Patients had to have adequate mental status to be evaluated for severity of pain with mild to moderate pain based on a Visual Analogue Scale (VAS 2-5) (Diagram 1). Midazolam was the sedative agent which was used with equal doses as needed, for both groups.
The exclusion criteria were history of allergy to Paracetamol or Fentanyl, contraindications to Paracetamol or opioids use, severe pain (VAS ≥ 5), GCS ≤13, renal disease (Serume Creatinine> 1.5 mg/dL), liver disease (liver enzymes >1.5 normal), chronic lung disease, hemorrhagic conditions, coagulation abnormalities, alcoholic patients, history of addiction to opioids, pregnancy and lactation.
The analgesic effects of the drugs were measured on the basis of VAS and physiologic factors like PR (Pulse rate), RR (Respiratory rate), BP (Blood pressure) and perspiration assessed by clinical examination. Pain was assessed by ICU medical staff under supervision of ICU fellows and using VAS at the time zero i.e. before the analgesic administration and following study drugs administration every 6 h for 48 h. Other neurologic signs such as restlessness, hallucination, insomnia were recorded on hourly basis.

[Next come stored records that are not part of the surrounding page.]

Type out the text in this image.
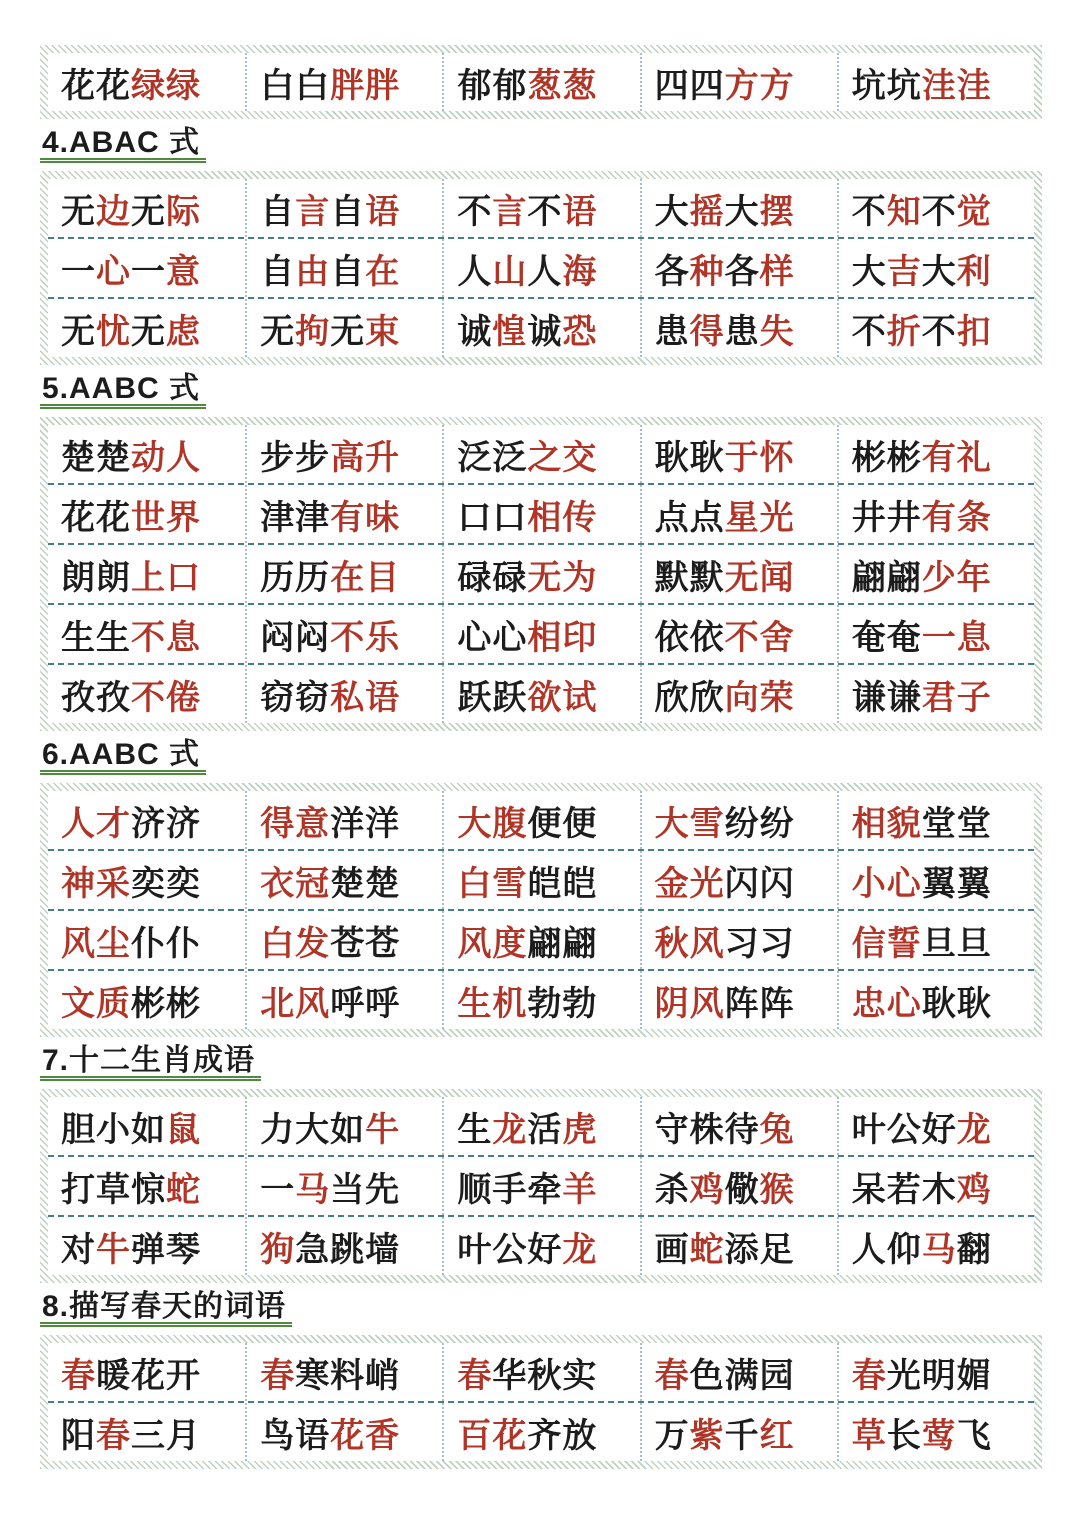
花花 绿绿 白白 胖胖 郁郁 葱葱 四四 方方 坑坑 洼洼
4.ABAC 式
无 边 无 际 自 言 自 语 不 言 不 语 大 摇 大 摆 不 知 不 觉
一 心 一 意 自 由 自 在 人 山 人 海 各 种 各 样 大 吉 大 利
无 忧 无 虑 无 拘 无 束 诚 惶 诚 恐 患 得 患 失 不 折 不 扣
5.AABC 式
楚楚 动人 步步 高升 泛泛 之交 耿耿 于怀 彬彬 有礼
花花 世界 津津 有味 口口 相传 点点 星光 井井 有条
朗朗 上口 历历 在目 碌碌 无为 默默 无闻 翩翩 少年
生生 不息 闷闷 不乐 心心 相印 依依 不舍 奄奄 一息
孜孜 不倦 窃窃 私语 跃跃 欲试 欣欣 向荣 谦谦 君子
6.AABC 式
人才 济济 得意 洋洋 大腹 便便 大雪 纷纷 相貌 堂堂
神采 奕奕 衣冠 楚楚 白雪 皑皑 金光 闪闪 小心 翼翼
风尘 仆仆 白发 苍苍 风度 翩翩 秋风 习习 信誓 旦旦
文质 彬彬 北风 呼呼 生机 勃勃 阴风 阵阵 忠心 耿耿
7.十二生肖成语
胆小如 鼠 力大如 牛 生 龙 活 虎 守株待 兔 叶公好 龙
打草惊 蛇 一 马 当先 顺手牵 羊 杀 鸡 儆 猴 呆若木 鸡
对 牛 弹琴 狗 急跳墙 叶公好 龙 画 蛇 添足 人仰 马 翻
8.描写春天的词语
春 暖花开 春 寒料峭 春 华秋实 春 色满园 春 光明媚
阳 春 三月 鸟语 花香 百花 齐放 万 紫 千 红 草 长 莺 飞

Blood pressure was measured and recorded 5 min before drug injections using non-invasive blood pressure monitors at 15, 30, 45, 60,120, 180 and 240 min after the injections then q4h for 48 h. Other Signs such as heart rate, respiratory rate, oxygen saturation and tympanic temperature were measured and absence or presence of perspiration was recorded.
All patients had to have normal liver, renal and coagulation profiles before entering the study. The laboratory investigations including CBC, BUN, Creatinine, Na, K, PT, PTT,ESR, INR, ALT, AST, FBS, BS, Bilirubin (total and direct) and Albumin were performed before and thereafter on 3rd and 6th day following drug administrations.
Statistical analysis of the collected data was performed on SPSS (version 15) with the T-test method. Fisher exact test was used for comparative testing. The statistical significance with a p < 0.05 was considered valuable and all the results were recorded on the basis of percentage of the patient numbers or mean and standard deviation.